Gobernar responsablemente es una tarea muy difícil, atosigante, tensa, que requiere temple, entrega, concentración, sacrificio personal y familiar, aunque es compensada con las mieles propias del poder, las fascinaciones de las principalías en todos los escenarios y el boleto para cruzar, bien o mal, hacia las páginas de la historia.
Es probable que esas retribuciones sean –por encima de la oblación– la seducción para que muchos de nuestros gobernantes se vean tentados a prolongarse, a veces derribando la barrera de la prudencia, en el solio presidencial.
Pero el ejercicio de gobernar arrastra otros elementos colaterales que deseo tocar en esta columna: la ceguera y la sordera y no me refiero a patologías o a discapacidades físicas. ¿Qué es la pérdida de visión en el marco del poder?
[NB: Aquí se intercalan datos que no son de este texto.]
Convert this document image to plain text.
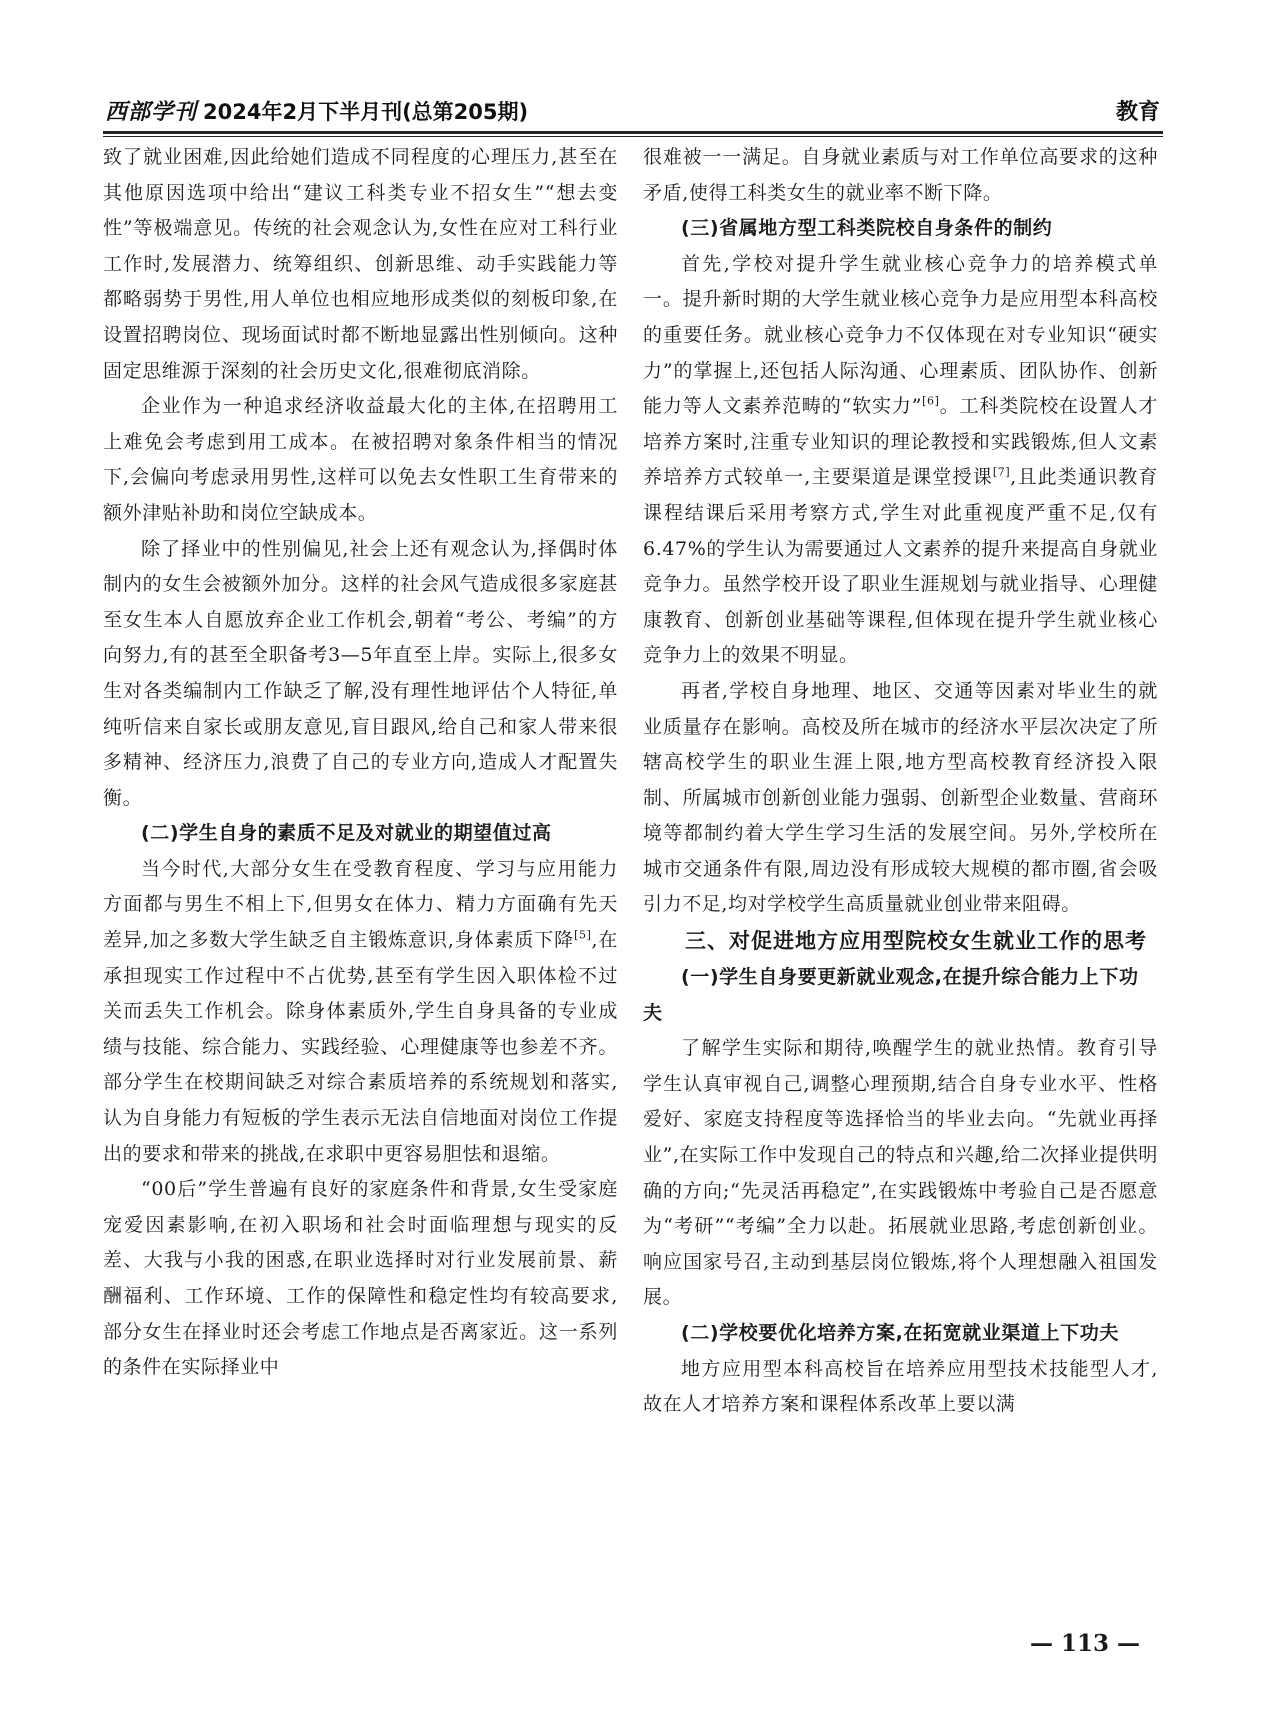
西部学刊 2024年2月下半月刊(总第205期)	教育

致了就业困难,因此给她们造成不同程度的心理压力,甚至在其他原因选项中给出“建议工科类专业不招女生”“想去变性”等极端意见。传统的社会观念认为,女性在应对工科行业工作时,发展潜力、统筹组织、创新思维、动手实践能力等都略弱势于男性,用人单位也相应地形成类似的刻板印象,在设置招聘岗位、现场面试时都不断地显露出性别倾向。这种固定思维源于深刻的社会历史文化,很难彻底消除。

企业作为一种追求经济收益最大化的主体,在招聘用工上难免会考虑到用工成本。在被招聘对象条件相当的情况下,会偏向考虑录用男性,这样可以免去女性职工生育带来的额外津贴补助和岗位空缺成本。

除了择业中的性别偏见,社会上还有观念认为,择偶时体制内的女生会被额外加分。这样的社会风气造成很多家庭甚至女生本人自愿放弃企业工作机会,朝着“考公、考编”的方向努力,有的甚至全职备考3—5年直至上岸。实际上,很多女生对各类编制内工作缺乏了解,没有理性地评估个人特征,单纯听信来自家长或朋友意见,盲目跟风,给自己和家人带来很多精神、经济压力,浪费了自己的专业方向,造成人才配置失衡。

(二)学生自身的素质不足及对就业的期望值过高

当今时代,大部分女生在受教育程度、学习与应用能力方面都与男生不相上下,但男女在体力、精力方面确有先天差异,加之多数大学生缺乏自主锻炼意识,身体素质下降[5],在承担现实工作过程中不占优势,甚至有学生因入职体检不过关而丢失工作机会。除身体素质外,学生自身具备的专业成绩与技能、综合能力、实践经验、心理健康等也参差不齐。部分学生在校期间缺乏对综合素质培养的系统规划和落实,认为自身能力有短板的学生表示无法自信地面对岗位工作提出的要求和带来的挑战,在求职中更容易胆怯和退缩。

“00后”学生普遍有良好的家庭条件和背景,女生受家庭宠爱因素影响,在初入职场和社会时面临理想与现实的反差、大我与小我的困惑,在职业选择时对行业发展前景、薪酬福利、工作环境、工作的保障性和稳定性均有较高要求,部分女生在择业时还会考虑工作地点是否离家近。这一系列的条件在实际择业中

很难被一一满足。自身就业素质与对工作单位高要求的这种矛盾,使得工科类女生的就业率不断下降。

(三)省属地方型工科类院校自身条件的制约

首先,学校对提升学生就业核心竞争力的培养模式单一。提升新时期的大学生就业核心竞争力是应用型本科高校的重要任务。就业核心竞争力不仅体现在对专业知识“硬实力”的掌握上,还包括人际沟通、心理素质、团队协作、创新能力等人文素养范畴的“软实力”[6]。工科类院校在设置人才培养方案时,注重专业知识的理论教授和实践锻炼,但人文素养培养方式较单一,主要渠道是课堂授课[7],且此类通识教育课程结课后采用考察方式,学生对此重视度严重不足,仅有6.47%的学生认为需要通过人文素养的提升来提高自身就业竞争力。虽然学校开设了职业生涯规划与就业指导、心理健康教育、创新创业基础等课程,但体现在提升学生就业核心竞争力上的效果不明显。

再者,学校自身地理、地区、交通等因素对毕业生的就业质量存在影响。高校及所在城市的经济水平层次决定了所辖高校学生的职业生涯上限,地方型高校教育经济投入限制、所属城市创新创业能力强弱、创新型企业数量、营商环境等都制约着大学生学习生活的发展空间。另外,学校所在城市交通条件有限,周边没有形成较大规模的都市圈,省会吸引力不足,均对学校学生高质量就业创业带来阻碍。

三、对促进地方应用型院校女生就业工作的思考
(一)学生自身要更新就业观念,在提升综合能力上下功夫

了解学生实际和期待,唤醒学生的就业热情。教育引导学生认真审视自己,调整心理预期,结合自身专业水平、性格爱好、家庭支持程度等选择恰当的毕业去向。“先就业再择业”,在实际工作中发现自己的特点和兴趣,给二次择业提供明确的方向;“先灵活再稳定”,在实践锻炼中考验自己是否愿意为“考研”“考编”全力以赴。拓展就业思路,考虑创新创业。响应国家号召,主动到基层岗位锻炼,将个人理想融入祖国发展。

(二)学校要优化培养方案,在拓宽就业渠道上下功夫

地方应用型本科高校旨在培养应用型技术技能型人才,故在人才培养方案和课程体系改革上要以满

— 113 —
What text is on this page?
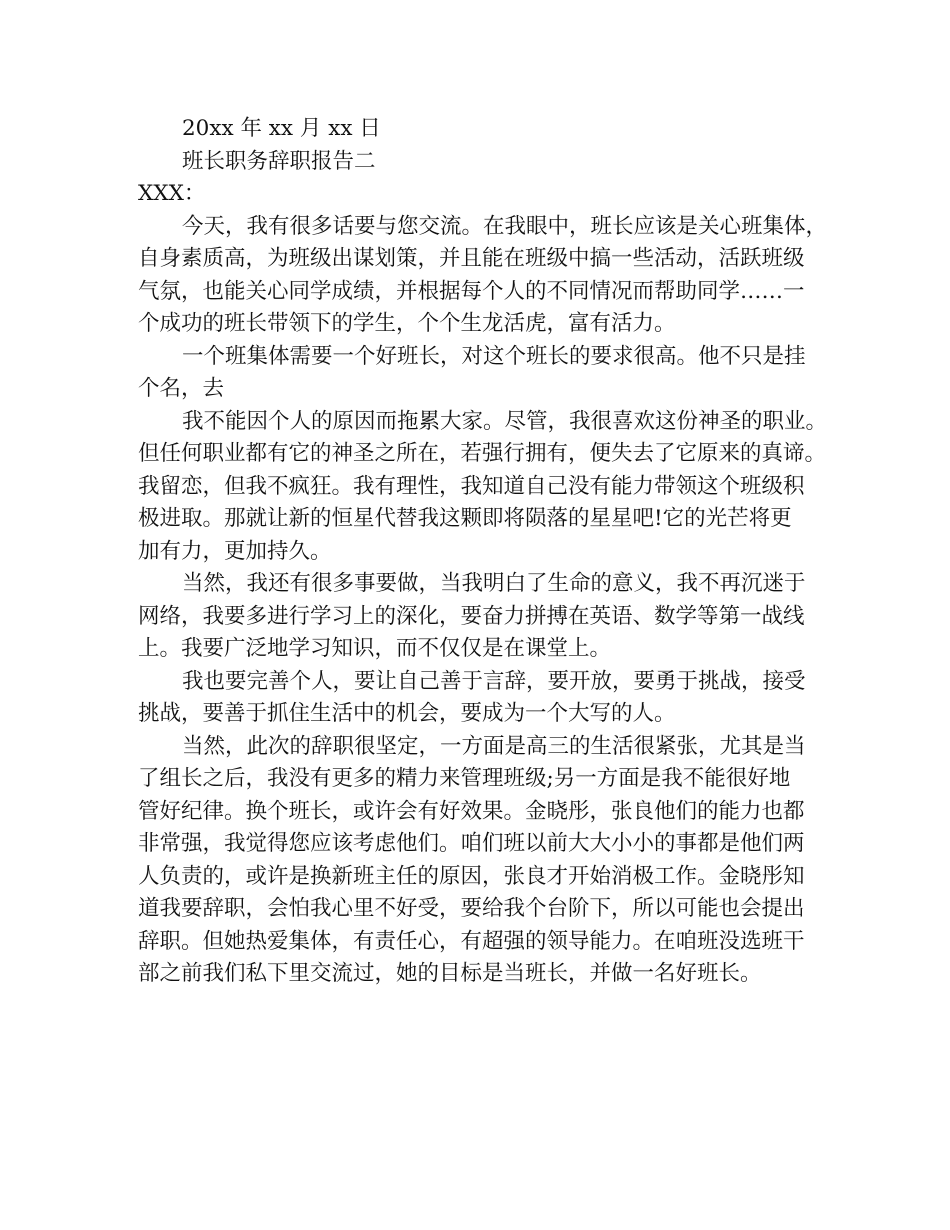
20xx 年 xx 月 xx 日

班长职务辞职报告二

XXX：

今天，我有很多话要与您交流。在我眼中，班长应该是关心班集体，

自身素质高，为班级出谋划策，并且能在班级中搞一些活动，活跃班级

气氛，也能关心同学成绩，并根据每个人的不同情况而帮助同学……一

个成功的班长带领下的学生，个个生龙活虎，富有活力。

一个班集体需要一个好班长，对这个班长的要求很高。他不只是挂

个名，去

我不能因个人的原因而拖累大家。尽管，我很喜欢这份神圣的职业。

但任何职业都有它的神圣之所在，若强行拥有，便失去了它原来的真谛。

我留恋，但我不疯狂。我有理性，我知道自己没有能力带领这个班级积

极进取。那就让新的恒星代替我这颗即将陨落的星星吧!它的光芒将更

加有力，更加持久。

当然，我还有很多事要做，当我明白了生命的意义，我不再沉迷于

网络，我要多进行学习上的深化，要奋力拼搏在英语、数学等第一战线

上。我要广泛地学习知识，而不仅仅是在课堂上。

我也要完善个人，要让自己善于言辞，要开放，要勇于挑战，接受

挑战，要善于抓住生活中的机会，要成为一个大写的人。

当然，此次的辞职很坚定，一方面是高三的生活很紧张，尤其是当

了组长之后，我没有更多的精力来管理班级;另一方面是我不能很好地

管好纪律。换个班长，或许会有好效果。金晓彤，张良他们的能力也都

非常强，我觉得您应该考虑他们。咱们班以前大大小小的事都是他们两

人负责的，或许是换新班主任的原因，张良才开始消极工作。金晓彤知

道我要辞职，会怕我心里不好受，要给我个台阶下，所以可能也会提出

辞职。但她热爱集体，有责任心，有超强的领导能力。在咱班没选班干

部之前我们私下里交流过，她的目标是当班长，并做一名好班长。
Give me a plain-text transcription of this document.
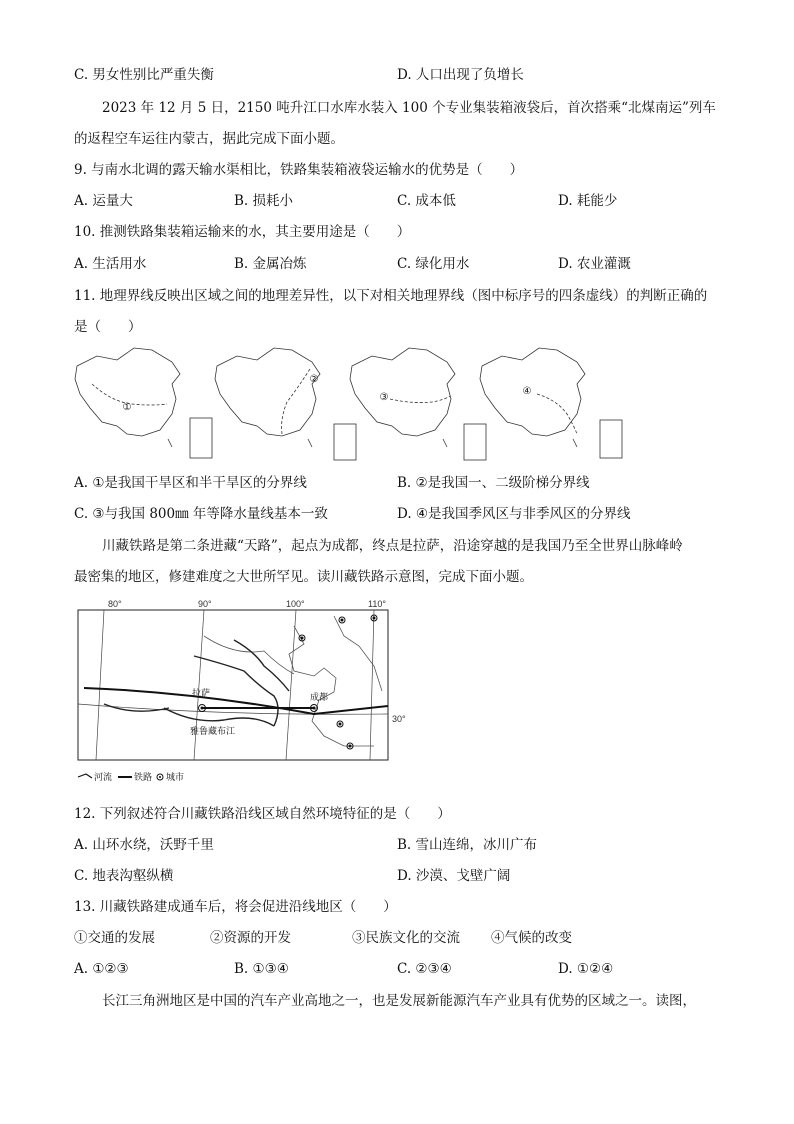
C. 男女性别比严重失衡	D. 人口出现了负增长
2023 年 12 月 5 日，2150 吨升江口水库水装入 100 个专业集装箱液袋后，首次搭乘“北煤南运”列车
的返程空车运往内蒙古，据此完成下面小题。
9. 与南水北调的露天输水渠相比，铁路集装箱液袋运输水的优势是（　　）
A. 运量大	B. 损耗小	C. 成本低	D. 耗能少
10. 推测铁路集装箱运输来的水，其主要用途是（　　）
A. 生活用水	B. 金属冶炼	C. 绿化用水	D. 农业灌溉
11. 地理界线反映出区域之间的地理差异性，以下对相关地理界线（图中标序号的四条虚线）的判断正确的
是（　　）
①
②
③
④
A. ①是我国干旱区和半干旱区的分界线	B. ②是我国一、二级阶梯分界线
C. ③与我国 800㎜ 年等降水量线基本一致	D. ④是我国季风区与非季风区的分界线
川藏铁路是第二条进藏“天路”，起点为成都，终点是拉萨，沿途穿越的是我国乃至全世界山脉峰岭
最密集的地区，修建难度之大世所罕见。读川藏铁路示意图，完成下面小题。
80°	90°	100°	110°
30°
拉萨	成都
雅鲁藏布江
河流 铁路 城市
12. 下列叙述符合川藏铁路沿线区域自然环境特征的是（　　）
A. 山环水绕，沃野千里	B. 雪山连绵，冰川广布
C. 地表沟壑纵横	D. 沙漠、戈壁广阔
13. 川藏铁路建成通车后，将会促进沿线地区（　　）
①交通的发展	②资源的开发	③民族文化的交流 ④气候的改变
A. ①②③	B. ①③④	C. ②③④	D. ①②④
长江三角洲地区是中国的汽车产业高地之一，也是发展新能源汽车产业具有优势的区域之一。读图，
Es el envanecimiento, la mirada tubular, la creencia fanática en que todo anda bien, la exposición de “las grandes” realizaciones y el solapamiento de las falencias.
En la conformación de esta ceguera juegan un rol de primer orden los aduladores curtidos en la práctica de babosear para retener cuotas de poder a través de los puestos públicos. Son especialistas en dibujar paraísos y en tratar que los presidentes compren sus historias fatásticas.
Amantes de los superlativos, los elogios a raudales y el limpiasaquismo, alteran informes, maquillan números, presentan resultados forzados y se sienten triunfadores cuando ponen a los mandatarios a mentir ante las cámaras legislativas y el país.
La sordera aparece cuando el gobernante quita el oído del corazón del pueblo y se dedica a consumir solamente reportes habilidosos de quienes introducen en sus oídos simplemente lo que desea escuchar, especialmente si se trata de lo bien que va el país.
Un buen presidente está obligado a contar con altos niveles de criticidad. Confronta, compara, calcula, pide cuenta, llama a la atención y es severo en la exigencia de resultados, sabiendo que en los detalles es que está el demonio.
Sobre todo, un buen gobernante debe someterse periódicamente a un proceso de desintoxicación, rompiendo con la telaraña de la adulación, la trampa de los elogios gratuitos, el cepo de la mentira y el teatro de los farsantes.